東日本大震災:福島県内の汚染がれき、環境省が焼却容認 「高濃度灰」結論先送り
 環境省は19日、福島県内の放射性物質に汚染されたがれきの処理に関する安全性検討会を開き、排ガス用のフィルターと吸着装置がある既存施設で焼却を認めるなどの処理方針を正式に決めた。焼却灰については、汚染濃度が低い場合は一般廃棄物の最終処分場での埋め立て処分を認め、濃度が高い場合は放射線を遮蔽(しゃへい)して一時保管する。同省は高濃度汚染の焼却灰なども同県内での最終処分を目指す方針だが、地元の反発などを考慮し、この日は決定を先送りした。



 同省は汚染がれきを仮置き場から移動しないよう要請していたが、今回の決定で焼却などの処理再開が可能になる。同省は今後、地元自治体に方針を説明し、早ければ今月末にも処理を再開するよう要請する考えだ。

 汚染がれきは、下水処理場の汚染汚泥の処理方針を参考にした。周辺住民の被ばく線量を年10マイクロシーベルト以下に抑えることを念頭に、放射性セシウムが1キロあたり8000ベクレル以下の焼却灰は、防水対策を講じた一般廃棄物の管理型最終処分場での埋め立てを認める。ただし、跡地は居住地などへの利用は認めないとした。
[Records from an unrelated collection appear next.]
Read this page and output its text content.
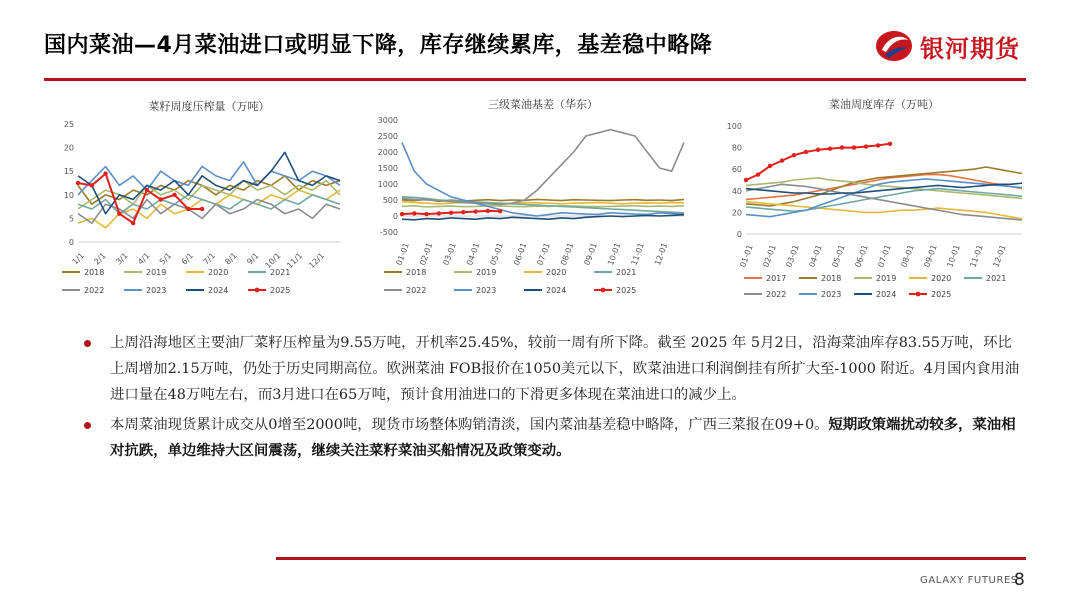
国内菜油—4月菜油进口或明显下降，库存继续累库，基差稳中略降	银河期货
菜籽周度压榨量（万吨）
0
5
10
15
20
25
1/1 2/1 3/1 4/1 5/1 6/1 7/1 8/1 9/1 10/1 11/1 12/1
2018	2019	2020	2021
2022	2023	2024	2025
三级菜油基差（华东）
-500
0
500
1000
1500
2000
2500
3000
01-01 02-01 03-01 04-01 05-01 06-01 07-01 08-01 09-01 10-01 11-01 12-01
2018	2019	2020	2021
2022	2023	2024	2025
菜油周度库存（万吨）
0
20
40
60
80
100
01-01 02-01 03-01 04-01 05-01 06-01 07-01 08-01 09-01 10-01 11-01 12-01
2017	2018	2019	2020	2021
2022	2023	2024	2025
上周沿海地区主要油厂菜籽压榨量为9.55万吨，开机率25.45%，较前一周有所下降。截至 2025 年 5月2日，沿海菜油库存83.55万吨，环比上周增加2.15万吨，仍处于历史同期高位。欧洲菜油 FOB报价在1050美元以下，欧菜油进口利润倒挂有所扩大至-1000 附近。4月国内食用油进口量在48万吨左右，而3月进口在65万吨，预计食用油进口的下滑更多体现在菜油进口的减少上。
本周菜油现货累计成交从0增至2000吨，现货市场整体购销清淡，国内菜油基差稳中略降，广西三菜报在09+0。短期政策端扰动较多，菜油相对抗跌，单边维持大区间震荡，继续关注菜籽菜油买船情况及政策变动。
GALAXY FUTURES
8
 焼却時にフィルターなどに集められた灰(飛灰)や、8000ベクレルを超える焼却灰は、放射線を遮蔽できるドラム缶などで、10万ベクレルを超える灰はコンクリート壁などで遮蔽できる施設でそれぞれ一時保管する。焼却施設や焼却灰を一時保管する施設や最終処分場では、放射線量のモニタリングを徹底する。

 このほか、▽津波廃棄物(ヘドロ)やコンクリートがらなどの不燃物は一般廃棄物の最終処分場での埋め立て処分を認めたほか、金属スクラップなどのリサイクル可能な廃棄物は、原子炉等規制法で定められた「放射性物質として扱う必要がないもの(クリアランスレベル、年間0・01ミリシーベルト)」以下なら再生利用も可能などとした。

 原発事故で汚染された原発外の廃棄物の処分については、どの法律にも規定がない。このため、政府内で検討した結果、廃棄物処理法に基づいて処理することを決め、同省で方針を検討していた。同省は「最大限急いで結論を出した」と話し、今後は最終処分場の同県内への設置についても理解を求める方針だ。【江口一】

毎日新聞 2011年6月20日 東京朝刊







東日本大震災:福島県内の汚染がれき焼却容認 施設能力や地元の理解、進展に疑問の声
 東日本大震災から100日が経過して、やっと福島県沿岸部のがれきの焼却にゴーサインが出た。14日現在の県内のがれきは288万トン(環境省推計)。国の対応の遅さへの不満は根強く、焼却施設の受け入れ能力や地元の理解を得られるかなど、処理の進展に疑問の声も少なくない。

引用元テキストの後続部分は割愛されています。